The Nation's Katrina Vanden Heuvel on Sunday challenged neoconservative Weekly Standard Editor Bill Kristol to join the Iraqi Army if he felt so strongly about the U.S. taking more military action in the country in response to recent violence.
During an ABC News panel discussion about House Speaker John Boehner's threat to sue President Barack Obama for executive overreach, Vanden Heuvel agreed that there were times that Congress should question the president's authority.
"For example, the president should go to Congress if he's going to take military action in Iraq," she explained. "There's no military solution to Iraq, and I have to say, sitting next to Bill Kristol, man -- I mean, the architects of catastrophe that have cost this country trillions of dollars, thousands of lives -- there should be accountability."
"If there are no regrets for the failed assumptions that have grievously wounded this nation -- I don't know what happened to our politics and media accountability, but we need it, Bill," she continued. "Because this country should not go back to war.

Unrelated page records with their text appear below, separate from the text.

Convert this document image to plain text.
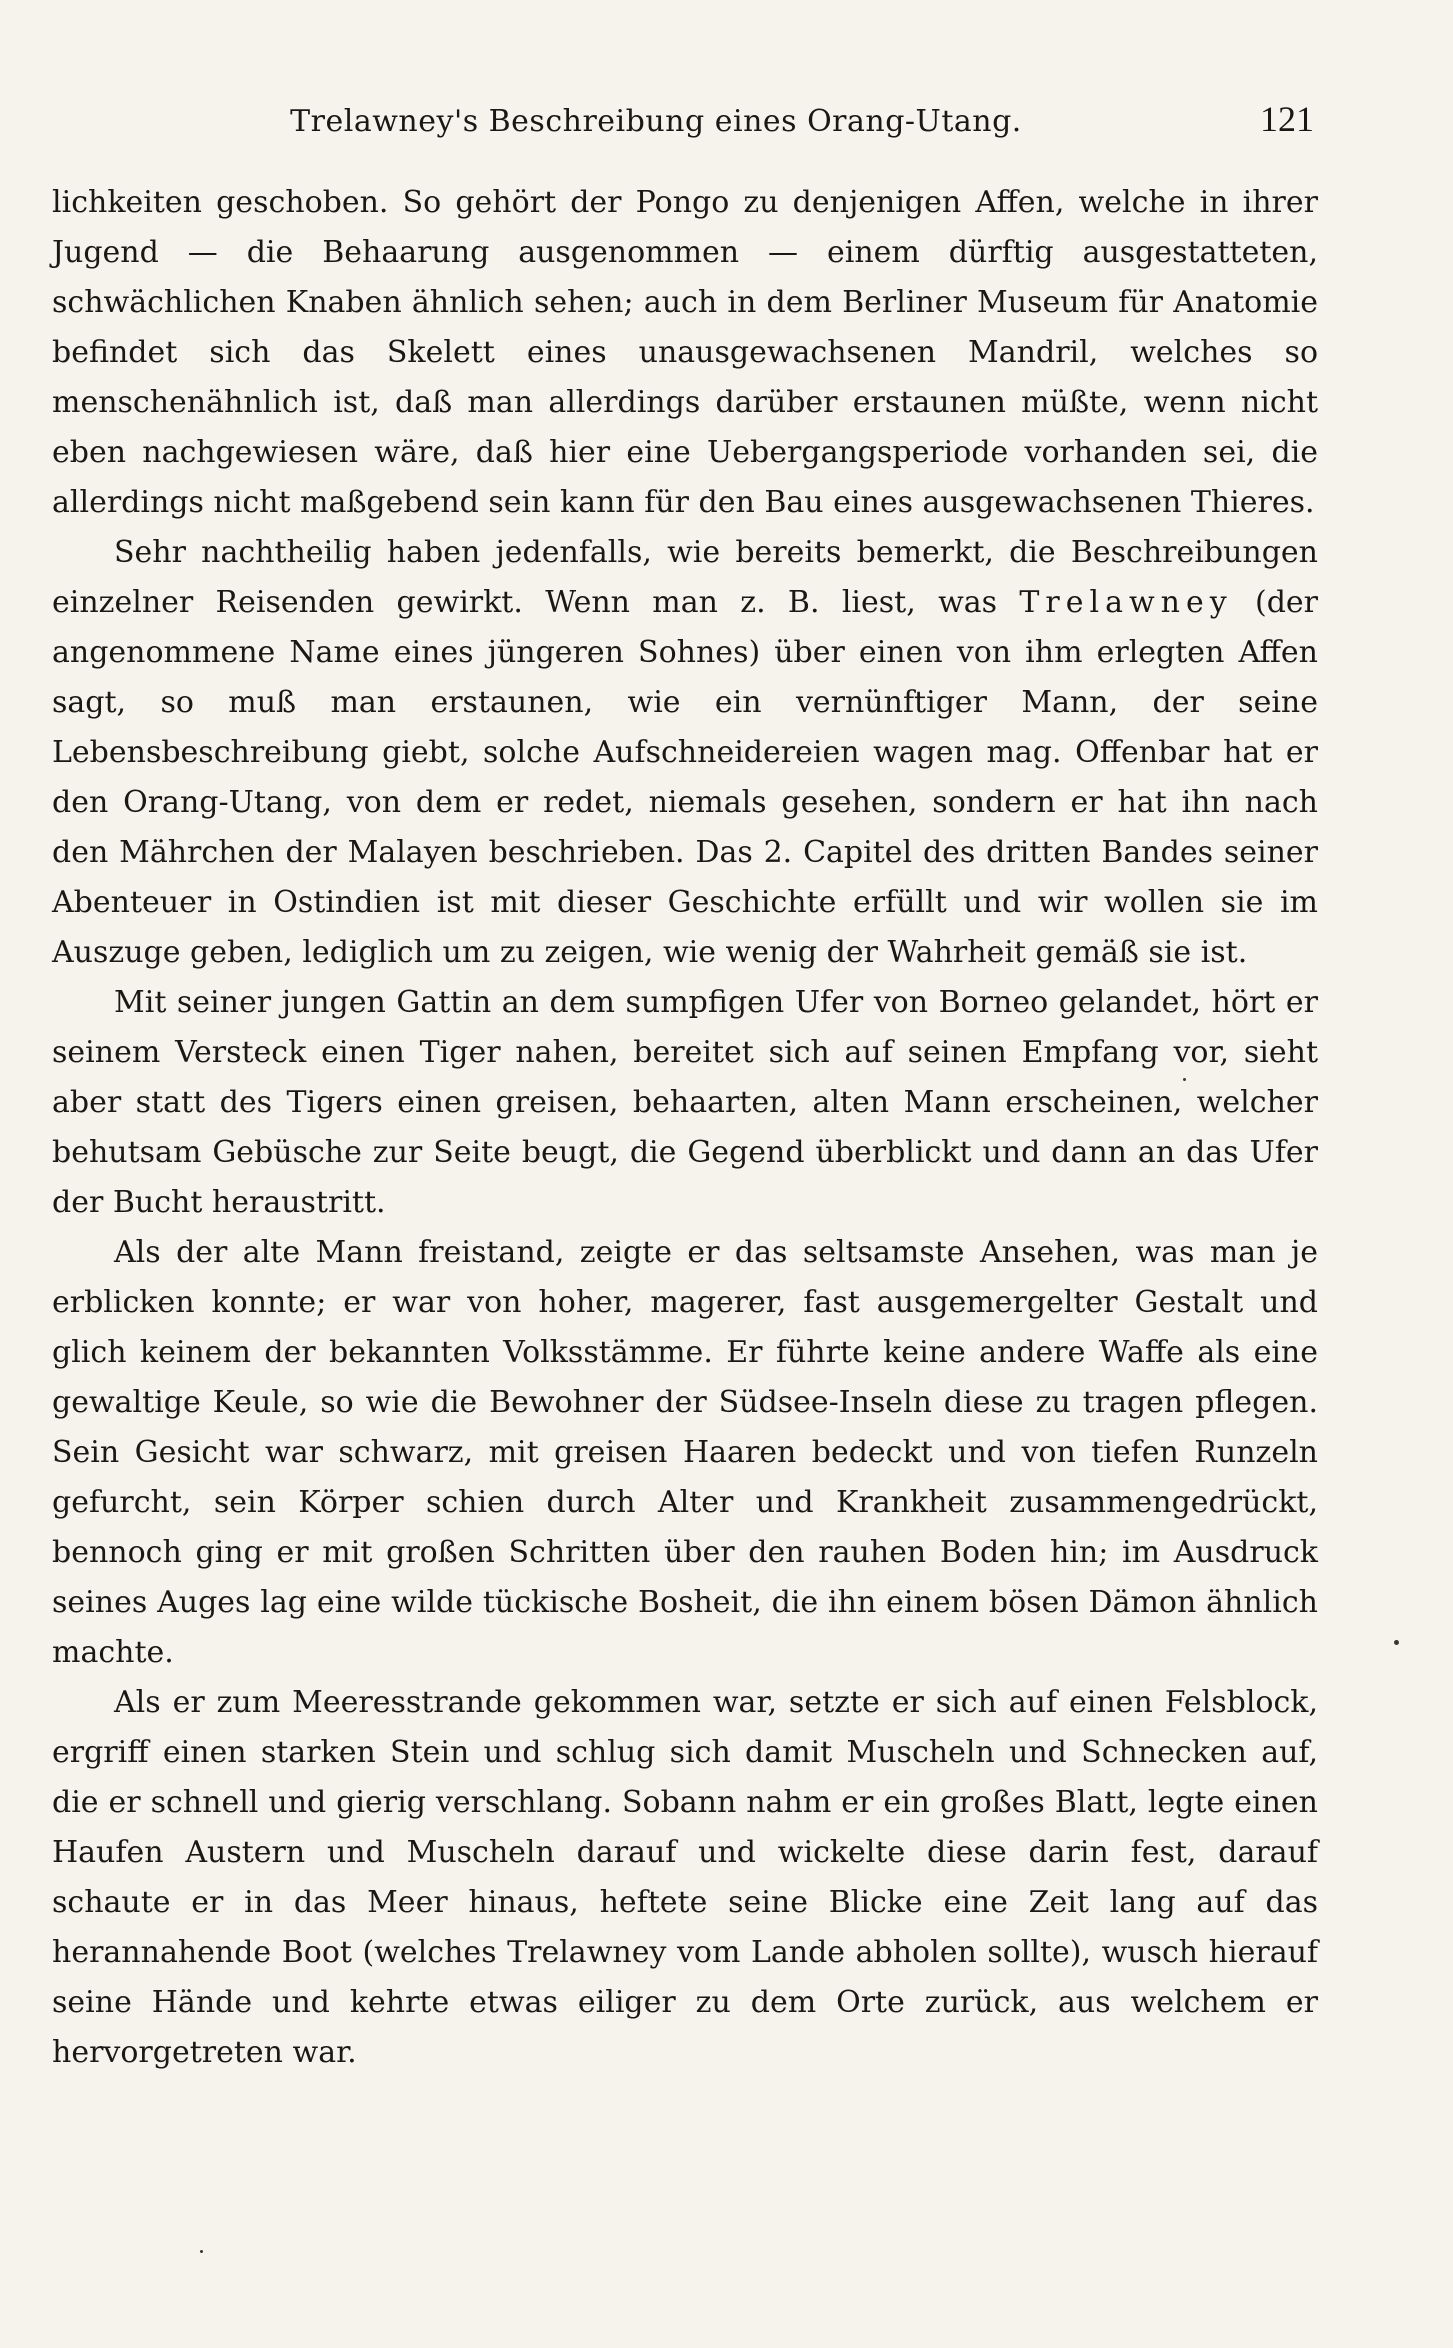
Trelawney's Beschreibung eines Orang-Utang.	121

lichkeiten geschoben. So gehört der Pongo zu denjenigen Affen, welche in ihrer Jugend — die Behaarung ausgenommen — einem dürftig ausgestatteten, schwächlichen Knaben ähnlich sehen; auch in dem Berliner Museum für Anatomie befindet sich das Skelett eines unausgewachsenen Mandril, welches so menschenähnlich ist, daß man allerdings darüber erstaunen müßte, wenn nicht eben nachgewiesen wäre, daß hier eine Uebergangsperiode vorhanden sei, die allerdings nicht maßgebend sein kann für den Bau eines ausgewachsenen Thieres.

Sehr nachtheilig haben jedenfalls, wie bereits bemerkt, die Beschreibungen einzelner Reisenden gewirkt. Wenn man z. B. liest, was Trelawney (der angenommene Name eines jüngeren Sohnes) über einen von ihm erlegten Affen sagt, so muß man erstaunen, wie ein vernünftiger Mann, der seine Lebensbeschreibung giebt, solche Aufschneidereien wagen mag. Offenbar hat er den Orang-Utang, von dem er redet, niemals gesehen, sondern er hat ihn nach den Mährchen der Malayen beschrieben. Das 2. Capitel des dritten Bandes seiner Abenteuer in Ostindien ist mit dieser Geschichte erfüllt und wir wollen sie im Auszuge geben, lediglich um zu zeigen, wie wenig der Wahrheit gemäß sie ist.

Mit seiner jungen Gattin an dem sumpfigen Ufer von Borneo gelandet, hört er seinem Versteck einen Tiger nahen, bereitet sich auf seinen Empfang vor, sieht aber statt des Tigers einen greisen, behaarten, alten Mann erscheinen, welcher behutsam Gebüsche zur Seite beugt, die Gegend überblickt und dann an das Ufer der Bucht heraustritt.

Als der alte Mann freistand, zeigte er das seltsamste Ansehen, was man je erblicken konnte; er war von hoher, magerer, fast ausgemergelter Gestalt und glich keinem der bekannten Volksstämme. Er führte keine andere Waffe als eine gewaltige Keule, so wie die Bewohner der Südsee-Inseln diese zu tragen pflegen. Sein Gesicht war schwarz, mit greisen Haaren bedeckt und von tiefen Runzeln gefurcht, sein Körper schien durch Alter und Krankheit zusammengedrückt, bennoch ging er mit großen Schritten über den rauhen Boden hin; im Ausdruck seines Auges lag eine wilde tückische Bosheit, die ihn einem bösen Dämon ähnlich machte.

Als er zum Meeresstrande gekommen war, setzte er sich auf einen Felsblock, ergriff einen starken Stein und schlug sich damit Muscheln und Schnecken auf, die er schnell und gierig verschlang. Sobann nahm er ein großes Blatt, legte einen Haufen Austern und Muscheln darauf und wickelte diese darin fest, darauf schaute er in das Meer hinaus, heftete seine Blicke eine Zeit lang auf das herannahende Boot (welches Trelawney vom Lande abholen sollte), wusch hierauf seine Hände und kehrte etwas eiliger zu dem Orte zurück, aus welchem er hervorgetreten war.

We don't need armchair warriors, and if you feel so strongly, you should, with all due respect, enlist in the Iraqi Army."
"That's a very cute line," Kristol shot back.
"But it's real!" Vanden Heuvel insisted. "Millions of Iraqis have been displaced... What we have done to that country is a crime."
"What we have done to that country?" Kristol exclaimed. "President Bush made mistakes, he was punished for those mistakes electorally as he should have been in 2006, and perhaps in 2008. He also had the courage to order the surge in 2007, which made up for those mistakes, and left things peaceful."
"This president pulled out of Iraq in 2011, he let the Syrian civil war explode, and now we have a terrible situation," he opined.
After reminding Kristol that it was President Bush who had signed the status of forces agreement (SOFA) to withdraw from Iraq, Vanden Heuvel concluded by asserting that Iraq "needs diplomacy, it needs tough political resolution, and bringing the region together."